A High Voltage Election in Bengal on Saturday

Diptendra Raychaudhuri

The hurricane campaign for which the BJP is known all over India, has hit Bengal this week. Not surprising. The first phase of polls will be held on March 27, the coming Saturday. So now, apart from Prime Minister Narenra Modi, leaders like Amit Shah, J P Nadda and Bengal’s own Dilip Ghosh have started high-voltage campaign at different places. They are addressing rallies or doing road shows, each of them at separate places.

The strategy is a cleverly cut one. Apart from carrying the voters who will go to the booth on 27th, BJP wants to be ahead in occupying the space in electronic media. It is known that apart from Mamata Banerjee and her nephew Abhisekh, Trinamool Congress has no other face who can maintain a high TRP rate if shown on TV. The BJP is taking advantage of the situation, winning the game by fielding at least 3 leaders a day against TMC’s pisi-bhaipo combination.

Meanwhile, the central forces have been deployed throughout West Bengal ahead of the polls, and surely they will have a tough time next Saturday. The polls will be held in 30 constituencies in parts of 4 districts.(East and West Medinipur, Purulia and Bankura) of West Bengal. A few constituencies are in the Jungle Mahal or its adjacent areas. But, this time, no major attack by the Maoists is being apprehended by the security forces.

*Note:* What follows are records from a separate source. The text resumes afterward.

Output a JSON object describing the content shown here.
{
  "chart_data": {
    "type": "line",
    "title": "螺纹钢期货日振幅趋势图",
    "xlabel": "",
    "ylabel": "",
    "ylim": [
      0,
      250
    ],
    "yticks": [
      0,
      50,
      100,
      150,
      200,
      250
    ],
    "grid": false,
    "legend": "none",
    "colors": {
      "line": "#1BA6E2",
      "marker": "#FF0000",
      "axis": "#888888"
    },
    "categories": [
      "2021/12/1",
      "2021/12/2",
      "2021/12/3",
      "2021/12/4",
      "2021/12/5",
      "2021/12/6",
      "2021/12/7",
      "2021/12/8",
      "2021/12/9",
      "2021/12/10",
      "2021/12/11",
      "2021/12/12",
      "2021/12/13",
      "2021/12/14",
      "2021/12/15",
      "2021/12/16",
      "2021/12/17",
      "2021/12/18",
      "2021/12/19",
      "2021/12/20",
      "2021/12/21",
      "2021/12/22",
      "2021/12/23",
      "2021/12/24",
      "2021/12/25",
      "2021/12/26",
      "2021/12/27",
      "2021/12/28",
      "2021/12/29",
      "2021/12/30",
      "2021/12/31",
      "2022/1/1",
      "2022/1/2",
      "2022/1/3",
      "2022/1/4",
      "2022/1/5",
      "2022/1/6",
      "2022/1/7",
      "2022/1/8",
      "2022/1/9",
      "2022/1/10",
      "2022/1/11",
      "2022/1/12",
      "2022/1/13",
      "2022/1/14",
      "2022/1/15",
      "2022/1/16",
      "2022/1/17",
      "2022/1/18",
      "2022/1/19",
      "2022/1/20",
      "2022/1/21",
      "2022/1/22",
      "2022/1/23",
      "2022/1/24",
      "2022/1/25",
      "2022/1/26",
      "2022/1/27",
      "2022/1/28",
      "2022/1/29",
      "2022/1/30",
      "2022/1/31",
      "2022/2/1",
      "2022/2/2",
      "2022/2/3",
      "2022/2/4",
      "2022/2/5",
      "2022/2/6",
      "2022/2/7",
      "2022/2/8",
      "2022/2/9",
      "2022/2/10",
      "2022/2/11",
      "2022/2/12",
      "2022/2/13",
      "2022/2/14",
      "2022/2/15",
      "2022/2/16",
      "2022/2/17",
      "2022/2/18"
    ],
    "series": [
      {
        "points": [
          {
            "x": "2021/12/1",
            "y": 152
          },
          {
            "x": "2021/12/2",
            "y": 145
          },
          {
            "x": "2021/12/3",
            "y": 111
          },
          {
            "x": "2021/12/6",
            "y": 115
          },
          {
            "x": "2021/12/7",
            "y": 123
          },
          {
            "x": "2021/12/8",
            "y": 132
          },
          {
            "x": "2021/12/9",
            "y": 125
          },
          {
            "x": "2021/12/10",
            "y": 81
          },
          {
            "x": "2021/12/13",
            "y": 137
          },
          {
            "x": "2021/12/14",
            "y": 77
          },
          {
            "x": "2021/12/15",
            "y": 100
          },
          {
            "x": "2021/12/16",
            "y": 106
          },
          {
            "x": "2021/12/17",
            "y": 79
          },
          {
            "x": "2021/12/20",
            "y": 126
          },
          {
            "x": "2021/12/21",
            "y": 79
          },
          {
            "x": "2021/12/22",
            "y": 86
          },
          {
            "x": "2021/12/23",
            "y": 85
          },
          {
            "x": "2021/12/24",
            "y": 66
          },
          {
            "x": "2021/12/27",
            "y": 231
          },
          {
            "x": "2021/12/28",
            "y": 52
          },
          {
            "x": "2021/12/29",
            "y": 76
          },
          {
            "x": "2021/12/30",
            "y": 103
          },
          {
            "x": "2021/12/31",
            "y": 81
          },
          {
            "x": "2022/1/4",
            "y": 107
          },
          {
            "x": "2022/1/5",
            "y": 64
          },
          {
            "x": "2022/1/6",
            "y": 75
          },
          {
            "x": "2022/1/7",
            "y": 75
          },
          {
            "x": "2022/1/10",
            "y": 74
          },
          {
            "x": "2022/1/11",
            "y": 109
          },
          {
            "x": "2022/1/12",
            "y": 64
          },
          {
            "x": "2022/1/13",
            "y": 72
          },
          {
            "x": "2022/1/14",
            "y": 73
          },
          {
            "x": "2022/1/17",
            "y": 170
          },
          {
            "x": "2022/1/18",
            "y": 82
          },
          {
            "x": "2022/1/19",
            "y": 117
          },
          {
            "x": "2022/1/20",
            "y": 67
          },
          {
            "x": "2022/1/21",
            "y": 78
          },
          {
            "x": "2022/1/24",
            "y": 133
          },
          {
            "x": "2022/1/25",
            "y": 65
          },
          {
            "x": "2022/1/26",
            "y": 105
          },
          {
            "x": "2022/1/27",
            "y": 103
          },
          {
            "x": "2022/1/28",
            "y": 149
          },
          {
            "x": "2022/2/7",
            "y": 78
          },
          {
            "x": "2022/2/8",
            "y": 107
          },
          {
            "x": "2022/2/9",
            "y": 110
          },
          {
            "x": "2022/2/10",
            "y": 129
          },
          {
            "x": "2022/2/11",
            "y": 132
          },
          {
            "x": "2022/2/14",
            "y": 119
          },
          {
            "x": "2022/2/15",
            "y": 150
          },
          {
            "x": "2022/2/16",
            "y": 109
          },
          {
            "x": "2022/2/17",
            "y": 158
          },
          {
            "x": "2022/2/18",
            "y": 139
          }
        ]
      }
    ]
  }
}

However, after Suvendu Adhikary’s exit from TMC, the whole area in general and Purba Medinipur in particular has become hotbed of political clashes. Perhaps that is why a full bench of the Election Commission of India (ECI) accompanied by senior officials is set to be in West Bengal to review poll preparedness. And of course, with the temperature running high—both natural and political—the security forces cannot afford to take it easy..

The exit of Suvendu has definitely hurt the TMC in two Medinipur districts, while in Purulia and Bankura the TMC is already on back foot since the last Lok Sabha elections. Given the situation, this phase will witness a keen contest between the major rivals as TMC will try it hard to regain lost ground while the BJP will give its best to retain the advantage. The third force, the Congress-Left-ISF, is expected to be a fence sitter except for just a few of these constituencies.

While all these—high voltage campaign or security arrangements—have always been part of the game, this time the election in Bengal will be held in an unforeseen situation. A second wave of Covid-19 is threatening the country. Though Bengal has not seen a major spike, no one knows what will happen when. In view of the Covid-19 restrictions, the Election Commission has extended polling time by 30 minutes for the first phase of West Bengal elections, and voters will now be able to exercise their franchise from 7 am to 6.30 pm, though it will be dark by 5.30.